Trump’s Tariffs on Trial at America’s Highest Court

The president’s levies on imports are the keystone of his America First economic agenda.

AP/J. Scott Applewhite, file
The Supreme Court on December 17, 2024. AP/J. Scott Applewhite, file

In times of national emergency, should the Supreme Court dictate America’s grand strategy and international economic policies?

This question confronts the justices this week in Learning Resources v. Trump, a case that puts the president’s tariff powers to the test.

If President Trump loses, the Treasury faces having to refund more than $100 billion in tariff revenue, and the president’s trade strategy will be thrown into chaos.

Businesses that have already changed their operations because of the tariffs, drawing jobs and supply chains back to America, will be subject to grave new uncertainties: Will Trump find other legal grounds for his tariffs or will his project collapse, throwing the country back to an era of unfettered globalization?

The law Trump relies on most for his tariffs is the International Emergency Economic Powers Act, or IEEP, which gives him broad powers to “regulate” international trade when the president declares an emergency.

Mr. Trump has declared both the trade deficit and the fentanyl crisis to be emergencies under IEEP.

Yet critics argue the legislation doesn’t authorize tariffs — tariffs are taxes, they say, and the Constitution only gives Congress power to tax.

Yet obviously it’s the president who collects taxes, and by giving the president emergency economic powers to deal with international problems, Congress may logically have given the president power to collect tariffs at whatever rate he deems necessary.

The law allows the president to go so far as to suspend trade with a foreign country and impose crippling economic sanctions at his discretion.

If a president can do that much under IEEP, he must be able to take the less drastic step of regulating trade through penalties — tariffs — on foreign producers.

If the Supreme Court accepts that line of argument, however, it still leaves the question of whether the country is indeed in an emergency.

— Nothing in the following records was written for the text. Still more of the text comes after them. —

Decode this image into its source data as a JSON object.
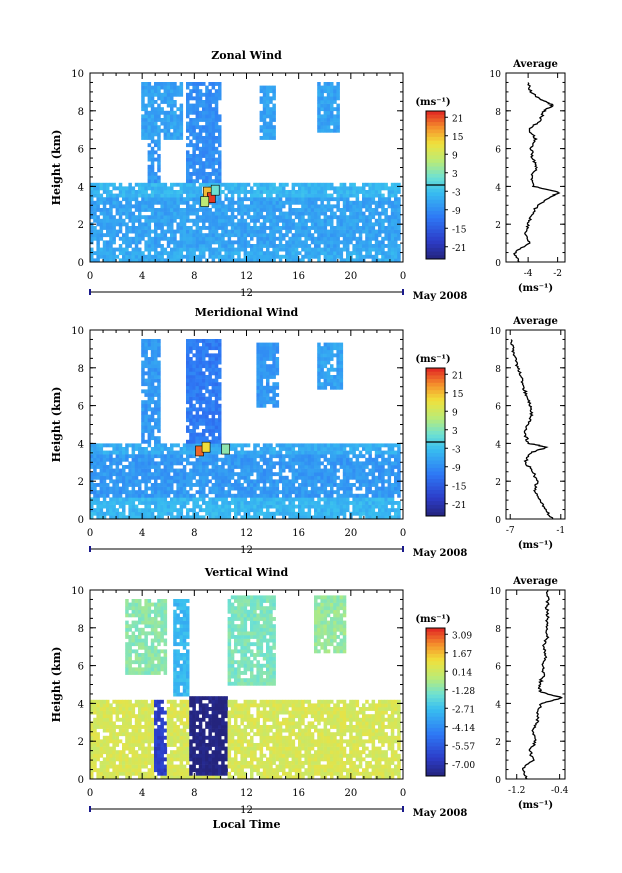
{
  "panels": [
    {
      "title": "Zonal Wind",
      "ylabel": "Height (km)",
      "yticks": [
        "0",
        "2",
        "4",
        "6",
        "8",
        "10"
      ],
      "xticks": [
        "0",
        "4",
        "8",
        "12",
        "16",
        "20",
        "0"
      ],
      "date_label": "12",
      "month_label": "May 2008",
      "colorbar": {
        "unit": "(ms⁻¹)",
        "ticks": [
          "21",
          "15",
          "9",
          "3",
          "-3",
          "-9",
          "-15",
          "-21"
        ]
      },
      "avg": {
        "title": "Average",
        "xticks": [
          "-4",
          "-2"
        ],
        "yticks": [
          "0",
          "2",
          "4",
          "6",
          "8",
          "10"
        ],
        "xlabel": "(ms⁻¹)"
      }
    },
    {
      "title": "Meridional Wind",
      "ylabel": "Height (km)",
      "yticks": [
        "0",
        "2",
        "4",
        "6",
        "8",
        "10"
      ],
      "xticks": [
        "0",
        "4",
        "8",
        "12",
        "16",
        "20",
        "0"
      ],
      "date_label": "12",
      "month_label": "May 2008",
      "colorbar": {
        "unit": "(ms⁻¹)",
        "ticks": [
          "21",
          "15",
          "9",
          "3",
          "-3",
          "-9",
          "-15",
          "-21"
        ]
      },
      "avg": {
        "title": "Average",
        "xticks": [
          "-7",
          "-1"
        ],
        "yticks": [
          "0",
          "2",
          "4",
          "6",
          "8",
          "10"
        ],
        "xlabel": "(ms⁻¹)"
      }
    },
    {
      "title": "Vertical Wind",
      "ylabel": "Height (km)",
      "yticks": [
        "0",
        "2",
        "4",
        "6",
        "8",
        "10"
      ],
      "xticks": [
        "0",
        "4",
        "8",
        "12",
        "16",
        "20",
        "0"
      ],
      "date_label": "12",
      "month_label": "May 2008",
      "xlabel": "Local Time",
      "colorbar": {
        "unit": "(ms⁻¹)",
        "ticks": [
          "3.09",
          "1.67",
          "0.14",
          "-1.28",
          "-2.71",
          "-4.14",
          "-5.57",
          "-7.00"
        ]
      },
      "avg": {
        "title": "Average",
        "xticks": [
          "-1.2",
          "-0.4"
        ],
        "yticks": [
          "0",
          "2",
          "4",
          "6",
          "8",
          "10"
        ],
        "xlabel": "(ms⁻¹)"
      }
    }
  ],
  "chart_data": [
    {
      "type": "heatmap",
      "title": "Zonal Wind",
      "ylabel": "Height (km)",
      "xlim": [
        0,
        24
      ],
      "ylim": [
        0,
        10
      ],
      "color_range": [
        -21,
        21
      ],
      "bands": [
        {
          "t0": 4.4,
          "t1": 5.3,
          "h0": 0.3,
          "h1": 9.6,
          "v": -6
        },
        {
          "t0": 7.3,
          "t1": 10.1,
          "h0": 3.4,
          "h1": 9.6,
          "v": -7
        },
        {
          "t0": 4.0,
          "t1": 7.0,
          "h0": 6.5,
          "h1": 9.6,
          "v": -5
        },
        {
          "t0": 13.0,
          "t1": 14.2,
          "h0": 6.5,
          "h1": 9.4,
          "v": -5
        },
        {
          "t0": 17.3,
          "t1": 19.2,
          "h0": 6.8,
          "h1": 9.5,
          "v": -5
        },
        {
          "t0": 0.0,
          "t1": 24.0,
          "h0": 0.8,
          "h1": 3.5,
          "v": -5
        },
        {
          "t0": 0.0,
          "t1": 24.0,
          "h0": 3.5,
          "h1": 4.2,
          "v": -3
        },
        {
          "t0": 0.0,
          "t1": 24.0,
          "h0": 0.0,
          "h1": 0.8,
          "v": -4
        }
      ],
      "features": [
        {
          "t": 9.0,
          "h": 3.7,
          "v": 14
        },
        {
          "t": 9.3,
          "h": 3.4,
          "v": 20
        },
        {
          "t": 8.8,
          "h": 3.2,
          "v": 7
        },
        {
          "t": 9.6,
          "h": 3.8,
          "v": 2
        }
      ],
      "average_profile": {
        "xlim": [
          -5.5,
          -1.5
        ],
        "height": [
          0.0,
          0.5,
          1.0,
          1.5,
          2.0,
          2.5,
          3.0,
          3.5,
          3.7,
          4.0,
          4.5,
          5.0,
          5.5,
          6.0,
          6.5,
          7.0,
          7.5,
          8.0,
          8.3,
          8.6,
          9.0,
          9.5
        ],
        "value": [
          -4.6,
          -4.9,
          -3.9,
          -4.2,
          -4.0,
          -3.7,
          -3.4,
          -2.3,
          -1.9,
          -3.6,
          -3.8,
          -3.4,
          -3.7,
          -3.8,
          -3.5,
          -3.9,
          -3.2,
          -2.9,
          -2.3,
          -3.2,
          -3.8,
          -4.0
        ]
      }
    },
    {
      "type": "heatmap",
      "title": "Meridional Wind",
      "ylabel": "Height (km)",
      "xlim": [
        0,
        24
      ],
      "ylim": [
        0,
        10
      ],
      "color_range": [
        -21,
        21
      ],
      "bands": [
        {
          "t0": 4.0,
          "t1": 5.5,
          "h0": 0.0,
          "h1": 9.6,
          "v": -6
        },
        {
          "t0": 7.3,
          "t1": 10.0,
          "h0": 3.4,
          "h1": 9.6,
          "v": -9
        },
        {
          "t0": 12.7,
          "t1": 14.4,
          "h0": 6.0,
          "h1": 9.4,
          "v": -6
        },
        {
          "t0": 17.3,
          "t1": 19.3,
          "h0": 6.8,
          "h1": 9.4,
          "v": -5
        },
        {
          "t0": 0.0,
          "t1": 24.0,
          "h0": 1.2,
          "h1": 3.4,
          "v": -6
        },
        {
          "t0": 0.0,
          "t1": 24.0,
          "h0": 0.0,
          "h1": 1.2,
          "v": -3
        },
        {
          "t0": 0.0,
          "t1": 24.0,
          "h0": 3.4,
          "h1": 4.0,
          "v": -4
        }
      ],
      "features": [
        {
          "t": 8.4,
          "h": 3.6,
          "v": 18
        },
        {
          "t": 8.9,
          "h": 3.8,
          "v": 12
        },
        {
          "t": 10.4,
          "h": 3.7,
          "v": 4
        }
      ],
      "average_profile": {
        "xlim": [
          -7.5,
          -0.5
        ],
        "height": [
          0.0,
          0.5,
          1.0,
          1.5,
          2.0,
          2.5,
          3.0,
          3.5,
          3.8,
          4.0,
          4.5,
          5.0,
          5.5,
          6.0,
          6.5,
          7.0,
          7.5,
          8.0,
          8.5,
          9.0,
          9.5
        ],
        "value": [
          -2.0,
          -2.8,
          -3.5,
          -4.0,
          -3.8,
          -4.3,
          -5.2,
          -4.6,
          -2.6,
          -4.8,
          -5.3,
          -4.9,
          -4.4,
          -4.7,
          -5.0,
          -5.5,
          -5.7,
          -6.1,
          -6.4,
          -6.7,
          -6.9
        ]
      }
    },
    {
      "type": "heatmap",
      "title": "Vertical Wind",
      "xlabel": "Local Time",
      "ylabel": "Height (km)",
      "xlim": [
        0,
        24
      ],
      "ylim": [
        0,
        10
      ],
      "color_range": [
        -7.0,
        3.09
      ],
      "bands": [
        {
          "t0": 0.0,
          "t1": 24.0,
          "h0": 0.0,
          "h1": 4.2,
          "v": 0.3
        },
        {
          "t0": 5.0,
          "t1": 6.0,
          "h0": 0.2,
          "h1": 4.2,
          "v": -5.8
        },
        {
          "t0": 7.7,
          "t1": 10.5,
          "h0": 0.2,
          "h1": 4.3,
          "v": -7.0
        },
        {
          "t0": 2.6,
          "t1": 5.8,
          "h0": 5.5,
          "h1": 9.6,
          "v": -1.0
        },
        {
          "t0": 6.3,
          "t1": 7.7,
          "h0": 4.4,
          "h1": 9.6,
          "v": -2.6
        },
        {
          "t0": 10.5,
          "t1": 14.2,
          "h0": 5.0,
          "h1": 9.7,
          "v": -1.2
        },
        {
          "t0": 17.2,
          "t1": 19.7,
          "h0": 6.6,
          "h1": 9.8,
          "v": -0.8
        }
      ],
      "features": [],
      "average_profile": {
        "xlim": [
          -1.4,
          -0.3
        ],
        "height": [
          0.0,
          0.5,
          1.0,
          1.5,
          2.0,
          2.5,
          3.0,
          3.5,
          4.0,
          4.3,
          4.6,
          5.0,
          5.5,
          6.0,
          6.5,
          7.0,
          7.5,
          8.0,
          8.5,
          9.0,
          9.5,
          10.0
        ],
        "value": [
          -1.0,
          -1.1,
          -0.9,
          -0.95,
          -0.85,
          -0.9,
          -0.82,
          -0.8,
          -0.75,
          -0.35,
          -0.75,
          -0.78,
          -0.7,
          -0.72,
          -0.66,
          -0.7,
          -0.63,
          -0.65,
          -0.62,
          -0.64,
          -0.62,
          -0.62
        ]
      }
    }
  ]
}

We’ve had trade deficits since about 1970, consistently; what makes today’s any different?

What’s changed is they’ve reached critical mass, not only in Mr. Trump’s determination but in the opinion of the American public, which elected the “tariff man” last year knowing exactly what he planned to do about industrial decline.

The IEEP lets the president — not the courts — make the call about emergencies emanating from abroad.

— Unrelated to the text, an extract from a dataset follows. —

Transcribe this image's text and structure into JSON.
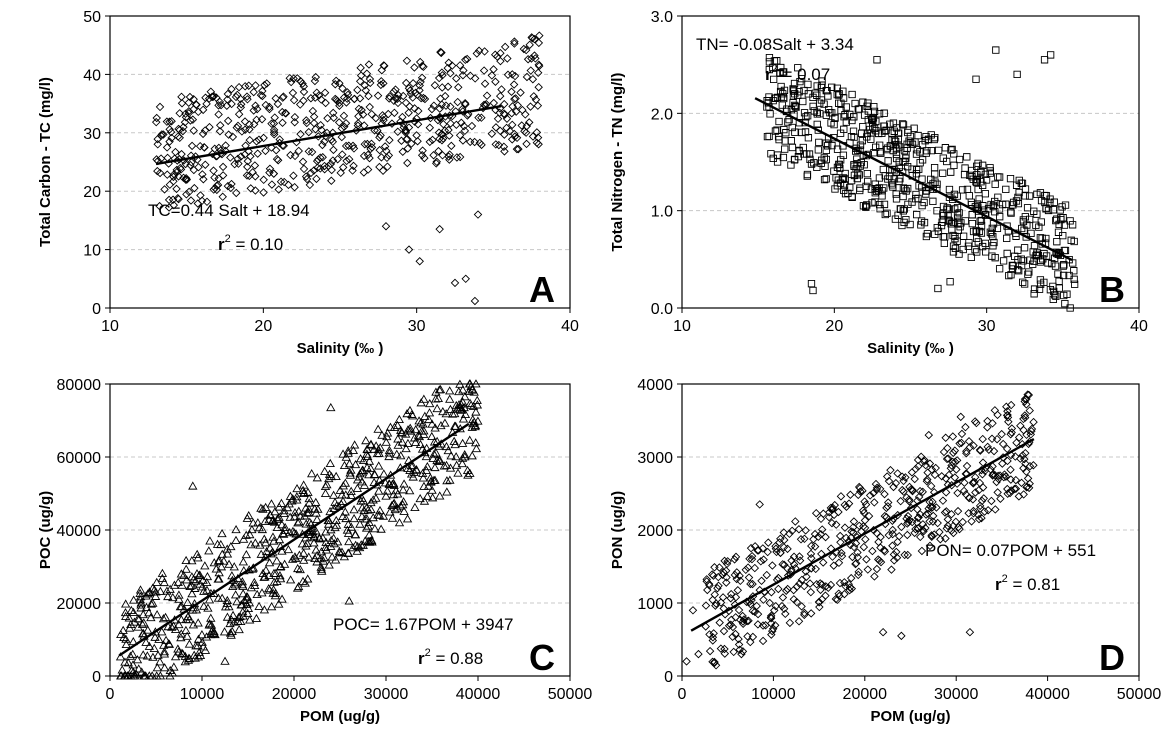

To rule IEEP itself is unconstitutional would be a breathtaking intervention by the Supreme Court, seizing power not only from the president but from Congress itself.

Determining the scope of emergency action is something the American people must have a say about, which makes this a matter for the elected branches of government.

If voters don’t like how presidents use emergency powers under IEEP, they can elect a Congress that will change the law.

Two branches have to cooperate to give the president this power, and the people have to stand behind them.

To countermand the president, the legislature and voters themselves would damage the court’s own legitimacy — and breed confusion about just where the buck stops when the country is in dire trouble.

Emergency powers that are too broad — as long as voters can correct them — are better than emergency powers too narrow to serve the country in a time of need.

The court understands this: Its present conservative majority takes a dim view of vaguely worded legislation that presidents can twist to their own economic agenda.

President Biden’s attempt to forgive federal student loans unilaterally, for example, didn’t survive the court’s scrutiny.

Yet the “major questions doctrine,” as conservative justices understand it, is about preventing presidents from using loosely framed legislation to expand their power in domestic affairs — foreign policy is a different matter, including the economic components of grand strategy.

Mr. Trump’s tariffs are the keystone of his America First economic agenda, but they’re taxes only on foreign goods, and Trump is attempting to restructure the world economic order to benefit Americans.

It’s the grandest of grand strategies, with profound implications for national security and international diplomacy — the tariffs are, after all, the currency of Trump’s negotiations with foreign leaders.

Congress isn’t in a position to conduct diplomacy or minutely manage policy concerning America’s industrial strength relative to our rivals.

If the president doesn’t have freedom to respond to the big picture — and to draw it — then no part of government, not Congress and certainly not the judiciary, will have the capacity to act on the scale needed to give our nation a unified direction in global contests.

This is one reason the Constitution’s Framers created the presidency in the first place.

They knew there would be situations that called for America to act toward the world with a singular vision.

The Supreme Court knows that, too, which is why it should uphold Mr. Trump’s tariffs and leave it to the people and their representatives in Congress to decide if the president ever goes too far.